In all, 713 people were included in the study: 442 on abacavir/lamivudine and 271 on tenofovir/emtricitabine. These were combined with Sustiva (efavirenz), Viramune (nevirapine), Kaletra (lopinavir plus ritonavir) or Norvir (ritonavir)–boosted Reyataz (atazanavir). Cooper’s team analyzed the data in terms how well participants’ regimen suppressed HIV, when participants switched or stopped any part of their ARV regimen, and when they sopped taking their NRTIs specifically.

Cooper and his colleagues found no difference in efficacy between regimens of those taking abacavir/lamivudine and those taking tenofovir/emtricitabine. At 12 months, 93 percent of the participants taking an abacavir/lamivudine-inclusive regimen had fully suppressed virus, and 89 percent of those on a tenofovir/emtricitabine-inclusive regimen had suppressed virus. There were also no significant differences in terms of when someone stopped or switched any part of his or her ARV regimen.

There are weaknesses to the study, which Cooper acknowledged. These include the fact that the abacavir/lamivudine group included people who took it once daily as well as those who took it twice-daily, and while some took their pills separately (e.g., as Ziagen and Epivir), some took the fixed-dose combination of Epzicom. Also, the reasons that a person was put on a particular regimen, and the reasons for starting or stopping any of the drugs, were not available in the database. The CANOC study also does not address previous concerns about heart attack risks.

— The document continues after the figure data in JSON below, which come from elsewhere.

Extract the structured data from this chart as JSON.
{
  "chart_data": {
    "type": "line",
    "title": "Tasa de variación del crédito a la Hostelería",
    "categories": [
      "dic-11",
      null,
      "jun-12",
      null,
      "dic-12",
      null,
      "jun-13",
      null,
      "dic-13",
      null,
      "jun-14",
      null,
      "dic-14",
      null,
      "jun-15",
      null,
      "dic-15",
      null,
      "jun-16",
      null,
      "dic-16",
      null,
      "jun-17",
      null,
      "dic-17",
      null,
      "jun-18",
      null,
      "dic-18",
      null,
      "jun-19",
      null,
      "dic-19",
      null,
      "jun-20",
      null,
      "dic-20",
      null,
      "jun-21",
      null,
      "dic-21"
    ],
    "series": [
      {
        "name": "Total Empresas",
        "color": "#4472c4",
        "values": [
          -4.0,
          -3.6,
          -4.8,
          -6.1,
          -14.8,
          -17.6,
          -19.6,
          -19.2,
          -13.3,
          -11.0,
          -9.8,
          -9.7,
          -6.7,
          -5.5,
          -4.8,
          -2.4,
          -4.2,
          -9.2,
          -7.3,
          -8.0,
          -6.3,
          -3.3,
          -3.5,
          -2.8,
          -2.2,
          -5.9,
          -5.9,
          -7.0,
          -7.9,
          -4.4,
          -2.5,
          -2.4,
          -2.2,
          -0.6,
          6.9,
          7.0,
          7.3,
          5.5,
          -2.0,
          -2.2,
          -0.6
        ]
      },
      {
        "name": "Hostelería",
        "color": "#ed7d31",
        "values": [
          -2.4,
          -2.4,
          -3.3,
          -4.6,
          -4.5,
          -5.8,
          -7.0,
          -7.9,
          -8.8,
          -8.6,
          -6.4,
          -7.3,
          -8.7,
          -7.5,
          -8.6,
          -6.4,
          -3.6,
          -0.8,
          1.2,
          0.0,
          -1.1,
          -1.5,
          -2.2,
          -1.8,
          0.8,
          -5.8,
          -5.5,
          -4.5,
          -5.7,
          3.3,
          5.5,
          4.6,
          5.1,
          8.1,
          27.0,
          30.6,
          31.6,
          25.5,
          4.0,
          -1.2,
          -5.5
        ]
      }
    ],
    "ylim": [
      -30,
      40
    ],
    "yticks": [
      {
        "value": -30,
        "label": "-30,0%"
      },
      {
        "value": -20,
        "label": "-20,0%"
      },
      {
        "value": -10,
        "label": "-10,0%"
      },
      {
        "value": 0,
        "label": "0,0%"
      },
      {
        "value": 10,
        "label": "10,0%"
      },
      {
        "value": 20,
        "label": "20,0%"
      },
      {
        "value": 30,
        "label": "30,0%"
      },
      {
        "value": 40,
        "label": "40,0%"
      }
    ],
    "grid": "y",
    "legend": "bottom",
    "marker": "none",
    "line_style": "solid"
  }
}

Lastly, because this study could only look backward at a group of people based on their treatment history (called a retrospective study), there could be confounding factors that wouldn’t have been present in a randomized controlled study, where people are randomly selected to take one treatment or another and followed closely.

Nevertheless, Cooper concluded his talk by stating that these data support including abacavir/lamivudine—Epzicom—as a reasonable first-line NRTI backbone choice.